#9 - NEIL LABUTE

"She'll be reaching for the sleeping pills within a week, and you and me, we'll laugh about this until we're very old men." Those are the words of Aaron Eckhart's lead character in Neil LaBute's shocking psychological drama, In the Company of Men. Few movies have attracted the kind of attention that LaBute's first film attracted upon its 1997 release. Some praised the film as brilliant, while others decried its seeming misogyny as morally abhorrent.
The film recounts the story of two thirtysomething white collar business partners--both of whom have been rejected by women--who conspire to find a vulnerable woman, simultaneously date her, and then break up with her just to assuage their damaged egos. As if this premise weren't disturbing enough, the two men choose to play their psychological game on a deaf woman. And if that's not enough for you, LaBute goes one step further by ending the film without correcting the wrong perpetrated by the men. There is no justice, and no redemption. There is only vile hatred without consequence.

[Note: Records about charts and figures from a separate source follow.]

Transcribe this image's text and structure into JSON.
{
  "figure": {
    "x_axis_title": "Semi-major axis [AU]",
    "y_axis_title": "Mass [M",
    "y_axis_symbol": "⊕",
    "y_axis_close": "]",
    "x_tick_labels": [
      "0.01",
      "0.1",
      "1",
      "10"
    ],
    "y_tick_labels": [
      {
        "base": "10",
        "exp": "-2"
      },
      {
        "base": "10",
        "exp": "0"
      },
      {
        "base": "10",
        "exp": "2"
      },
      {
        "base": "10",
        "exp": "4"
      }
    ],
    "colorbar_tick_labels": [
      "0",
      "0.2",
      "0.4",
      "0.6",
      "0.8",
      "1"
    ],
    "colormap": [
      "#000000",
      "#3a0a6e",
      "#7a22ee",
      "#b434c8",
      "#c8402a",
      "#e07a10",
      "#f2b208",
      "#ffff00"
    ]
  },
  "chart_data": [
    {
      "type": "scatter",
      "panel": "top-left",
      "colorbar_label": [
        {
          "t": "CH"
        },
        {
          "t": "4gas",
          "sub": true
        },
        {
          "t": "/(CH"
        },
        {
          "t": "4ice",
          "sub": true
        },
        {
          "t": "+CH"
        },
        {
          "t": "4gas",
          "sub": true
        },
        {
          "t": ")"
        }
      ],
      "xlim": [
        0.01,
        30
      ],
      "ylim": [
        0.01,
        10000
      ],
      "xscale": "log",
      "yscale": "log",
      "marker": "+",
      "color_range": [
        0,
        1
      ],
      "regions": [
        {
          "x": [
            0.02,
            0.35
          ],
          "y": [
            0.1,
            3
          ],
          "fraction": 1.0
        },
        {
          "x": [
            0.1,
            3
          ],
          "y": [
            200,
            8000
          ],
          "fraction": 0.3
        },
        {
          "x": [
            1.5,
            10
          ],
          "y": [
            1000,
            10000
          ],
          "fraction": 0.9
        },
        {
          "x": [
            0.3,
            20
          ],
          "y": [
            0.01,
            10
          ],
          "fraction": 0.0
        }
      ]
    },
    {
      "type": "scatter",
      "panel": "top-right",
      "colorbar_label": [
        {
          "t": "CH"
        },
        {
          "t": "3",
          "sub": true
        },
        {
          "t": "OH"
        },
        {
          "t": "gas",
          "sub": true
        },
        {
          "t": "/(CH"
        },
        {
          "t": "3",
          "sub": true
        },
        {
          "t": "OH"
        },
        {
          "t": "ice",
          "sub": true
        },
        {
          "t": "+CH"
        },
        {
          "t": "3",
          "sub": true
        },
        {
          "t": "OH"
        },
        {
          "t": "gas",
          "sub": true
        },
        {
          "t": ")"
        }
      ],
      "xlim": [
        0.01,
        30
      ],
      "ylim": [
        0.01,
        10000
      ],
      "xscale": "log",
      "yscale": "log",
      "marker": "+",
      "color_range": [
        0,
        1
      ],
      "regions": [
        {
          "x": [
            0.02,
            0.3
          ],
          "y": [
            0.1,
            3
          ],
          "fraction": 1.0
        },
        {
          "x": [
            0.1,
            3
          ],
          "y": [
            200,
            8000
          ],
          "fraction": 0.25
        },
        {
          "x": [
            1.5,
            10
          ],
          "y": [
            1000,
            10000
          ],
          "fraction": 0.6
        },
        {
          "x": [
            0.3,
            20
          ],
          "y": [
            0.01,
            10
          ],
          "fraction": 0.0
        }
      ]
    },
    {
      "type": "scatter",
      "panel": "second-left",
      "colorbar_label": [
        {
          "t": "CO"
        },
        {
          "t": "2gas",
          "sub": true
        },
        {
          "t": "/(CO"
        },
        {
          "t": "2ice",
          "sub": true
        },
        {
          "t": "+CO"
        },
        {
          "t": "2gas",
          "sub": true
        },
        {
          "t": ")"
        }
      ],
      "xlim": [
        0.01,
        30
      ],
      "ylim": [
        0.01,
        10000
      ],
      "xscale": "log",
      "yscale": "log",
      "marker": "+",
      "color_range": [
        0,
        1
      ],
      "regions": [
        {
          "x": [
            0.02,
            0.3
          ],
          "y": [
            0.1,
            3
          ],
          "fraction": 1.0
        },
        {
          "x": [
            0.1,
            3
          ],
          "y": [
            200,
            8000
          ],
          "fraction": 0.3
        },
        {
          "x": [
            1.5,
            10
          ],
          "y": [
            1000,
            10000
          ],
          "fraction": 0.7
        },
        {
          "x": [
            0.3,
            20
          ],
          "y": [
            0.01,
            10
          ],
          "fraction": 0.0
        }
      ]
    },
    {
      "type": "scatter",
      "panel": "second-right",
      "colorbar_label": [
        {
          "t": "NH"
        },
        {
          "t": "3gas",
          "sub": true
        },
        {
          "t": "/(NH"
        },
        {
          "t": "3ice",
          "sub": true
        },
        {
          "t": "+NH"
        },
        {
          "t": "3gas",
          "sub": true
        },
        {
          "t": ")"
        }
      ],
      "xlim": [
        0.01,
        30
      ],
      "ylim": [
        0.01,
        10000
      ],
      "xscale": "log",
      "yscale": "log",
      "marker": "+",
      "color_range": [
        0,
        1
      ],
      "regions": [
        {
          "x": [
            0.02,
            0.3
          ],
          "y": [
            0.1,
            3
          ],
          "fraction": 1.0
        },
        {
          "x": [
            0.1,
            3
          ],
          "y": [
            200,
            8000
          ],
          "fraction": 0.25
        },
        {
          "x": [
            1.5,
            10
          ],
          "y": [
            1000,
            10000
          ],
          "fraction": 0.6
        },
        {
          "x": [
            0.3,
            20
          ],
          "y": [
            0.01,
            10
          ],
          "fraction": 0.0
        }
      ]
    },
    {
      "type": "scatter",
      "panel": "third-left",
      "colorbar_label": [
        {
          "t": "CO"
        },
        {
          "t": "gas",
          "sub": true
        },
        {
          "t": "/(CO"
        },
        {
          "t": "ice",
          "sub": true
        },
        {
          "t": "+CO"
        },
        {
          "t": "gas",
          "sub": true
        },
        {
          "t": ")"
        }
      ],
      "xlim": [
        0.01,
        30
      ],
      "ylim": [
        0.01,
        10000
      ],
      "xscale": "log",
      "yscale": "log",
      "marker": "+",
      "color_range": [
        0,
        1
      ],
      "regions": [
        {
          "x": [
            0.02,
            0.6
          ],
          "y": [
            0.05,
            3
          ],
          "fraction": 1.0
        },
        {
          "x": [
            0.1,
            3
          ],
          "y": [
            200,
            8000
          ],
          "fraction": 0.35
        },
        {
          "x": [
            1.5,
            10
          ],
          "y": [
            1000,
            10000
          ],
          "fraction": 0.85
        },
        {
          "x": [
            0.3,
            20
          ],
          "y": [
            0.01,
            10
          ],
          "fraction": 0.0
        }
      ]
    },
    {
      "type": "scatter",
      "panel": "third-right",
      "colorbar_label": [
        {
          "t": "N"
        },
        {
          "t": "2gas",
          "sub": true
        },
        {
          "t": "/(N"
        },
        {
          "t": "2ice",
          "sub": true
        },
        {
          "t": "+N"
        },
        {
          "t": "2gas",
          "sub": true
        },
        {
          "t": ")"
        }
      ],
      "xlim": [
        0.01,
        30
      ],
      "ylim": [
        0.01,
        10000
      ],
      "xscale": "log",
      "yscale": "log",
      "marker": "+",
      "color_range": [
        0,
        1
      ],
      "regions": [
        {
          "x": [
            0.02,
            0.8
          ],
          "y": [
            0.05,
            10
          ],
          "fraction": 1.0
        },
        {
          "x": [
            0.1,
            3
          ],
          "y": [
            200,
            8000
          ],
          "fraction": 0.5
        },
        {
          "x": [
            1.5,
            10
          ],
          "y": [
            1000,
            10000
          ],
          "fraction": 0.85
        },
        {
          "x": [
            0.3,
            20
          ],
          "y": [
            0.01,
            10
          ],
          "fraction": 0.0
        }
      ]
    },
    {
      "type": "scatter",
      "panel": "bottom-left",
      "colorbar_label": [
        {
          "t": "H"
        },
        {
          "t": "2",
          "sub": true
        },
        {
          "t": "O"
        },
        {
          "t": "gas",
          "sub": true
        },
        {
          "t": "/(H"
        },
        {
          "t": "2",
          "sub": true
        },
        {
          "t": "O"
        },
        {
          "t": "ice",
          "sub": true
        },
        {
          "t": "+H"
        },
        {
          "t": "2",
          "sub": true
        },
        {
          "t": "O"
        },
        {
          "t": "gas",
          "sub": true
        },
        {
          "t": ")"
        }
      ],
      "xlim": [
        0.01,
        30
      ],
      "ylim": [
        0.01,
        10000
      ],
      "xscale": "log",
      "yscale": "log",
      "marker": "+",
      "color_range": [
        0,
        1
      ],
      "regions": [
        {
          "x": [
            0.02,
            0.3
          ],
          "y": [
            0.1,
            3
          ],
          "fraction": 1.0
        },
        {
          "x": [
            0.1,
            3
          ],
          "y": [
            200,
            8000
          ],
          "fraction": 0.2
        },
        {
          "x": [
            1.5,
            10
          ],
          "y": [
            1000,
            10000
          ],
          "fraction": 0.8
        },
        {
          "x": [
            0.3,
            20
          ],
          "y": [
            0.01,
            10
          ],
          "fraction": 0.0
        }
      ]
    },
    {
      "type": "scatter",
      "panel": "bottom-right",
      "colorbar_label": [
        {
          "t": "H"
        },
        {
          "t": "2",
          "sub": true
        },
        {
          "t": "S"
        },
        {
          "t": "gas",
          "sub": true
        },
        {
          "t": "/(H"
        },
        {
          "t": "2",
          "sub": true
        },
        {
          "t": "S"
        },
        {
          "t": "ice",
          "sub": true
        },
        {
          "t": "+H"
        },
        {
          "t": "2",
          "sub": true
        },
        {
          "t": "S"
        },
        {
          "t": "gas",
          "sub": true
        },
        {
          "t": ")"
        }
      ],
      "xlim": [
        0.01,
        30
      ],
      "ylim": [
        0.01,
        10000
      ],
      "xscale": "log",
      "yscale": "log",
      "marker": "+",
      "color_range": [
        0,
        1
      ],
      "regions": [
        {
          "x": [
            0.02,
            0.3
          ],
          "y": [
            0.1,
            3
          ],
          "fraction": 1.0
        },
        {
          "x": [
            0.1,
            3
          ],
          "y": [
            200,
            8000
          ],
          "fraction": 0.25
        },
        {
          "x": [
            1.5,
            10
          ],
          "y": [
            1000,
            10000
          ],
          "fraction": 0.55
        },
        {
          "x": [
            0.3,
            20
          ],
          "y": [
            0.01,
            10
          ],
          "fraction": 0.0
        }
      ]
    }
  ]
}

In 2003, LaBute turned in yet another mini-masterpiece with The Shape of Things, this time turning the tables and instead giving the woman in the film the role of psychological sadist. In that film, LaBute explores the moral and ethical implications of our culture of beauty--a culture that is explicitly and undeniably obsessed with the surface of things.
In analyzing LaBute's films beyond their shock value, we get the sense that LaBute is not so much presenting the world as a dark, immoral throwaway as most people (including the infamous Roger Ebert) have insisted, but is rather presenting the moral and ethical implications of treating other people as means instead of ends in themselves. LaBute's films present a very Kantian philosophy that would have us believe that human beings, by virtue of being rational, are worthy of our respect. As such, an individual cannot use another individual for her own ends without depriving that individual of her autonomy, and thereby her very humanity.

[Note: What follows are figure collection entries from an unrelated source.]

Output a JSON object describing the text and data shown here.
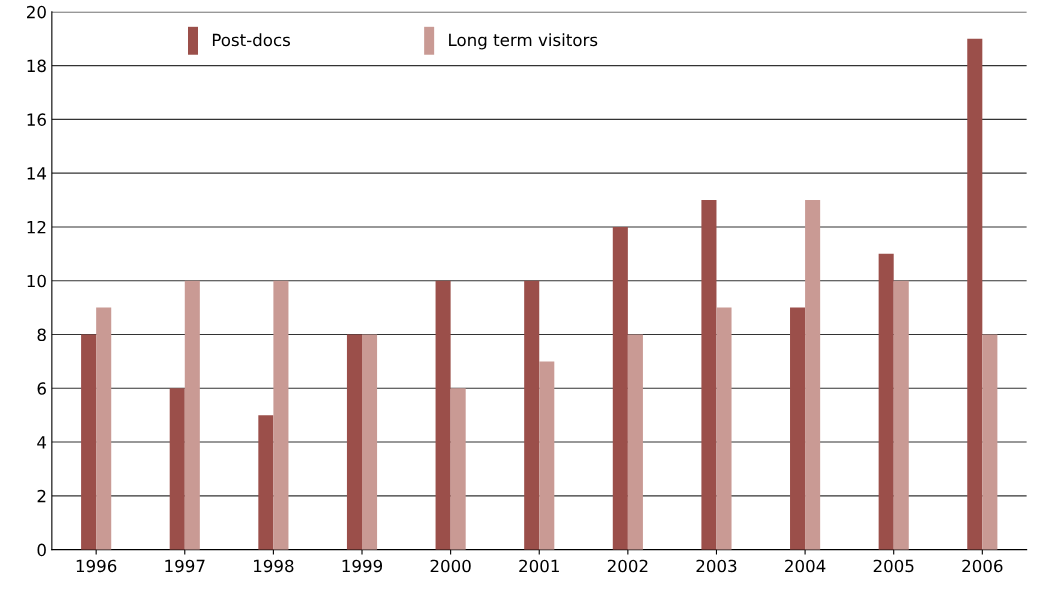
{
  "chart_data": {
    "type": "bar",
    "categories": [
      "1996",
      "1997",
      "1998",
      "1999",
      "2000",
      "2001",
      "2002",
      "2003",
      "2004",
      "2005",
      "2006"
    ],
    "series": [
      {
        "name": "Post-docs",
        "color": "#9b4f4a",
        "values": [
          8,
          6,
          5,
          8,
          10,
          10,
          12,
          13,
          9,
          11,
          19
        ]
      },
      {
        "name": "Long term visitors",
        "color": "#c99a94",
        "values": [
          9,
          10,
          10,
          8,
          6,
          7,
          8,
          9,
          13,
          10,
          8
        ]
      }
    ],
    "ylim": [
      0,
      20
    ],
    "yticks": [
      0,
      2,
      4,
      6,
      8,
      10,
      12,
      14,
      16,
      18,
      20
    ],
    "grid": "y",
    "legend": "top"
  }
}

Indeed, as we watch in horror as the two businessmen play with the deaf woman's heart as a way to relieve the pain of their hurt vanity in In the Company of Men, we recognize that the woman becomes something less than human in the eyes of the business partners. She is stripped of her autonomy as she's tricked into being fodder for the pair of psychological vultures. By showing the consequences of dispensing with Kant's categorical imperative, LaBute at once confirms the intuitive power of Kant's moral philosophy, and his own adherence to it.
LaBute is perhaps the preeminent moralist among directors alive today. His films are shocking, unsettling, and profoundly disturbing; however, the discomfort they inspire in us only serves to confirm that our moral intuitions are consonant with his own Kantian worldview. Perhaps it's a sly and underhanded way of expressing a moral sentiment, but that certainly doesn't make it any less compelling.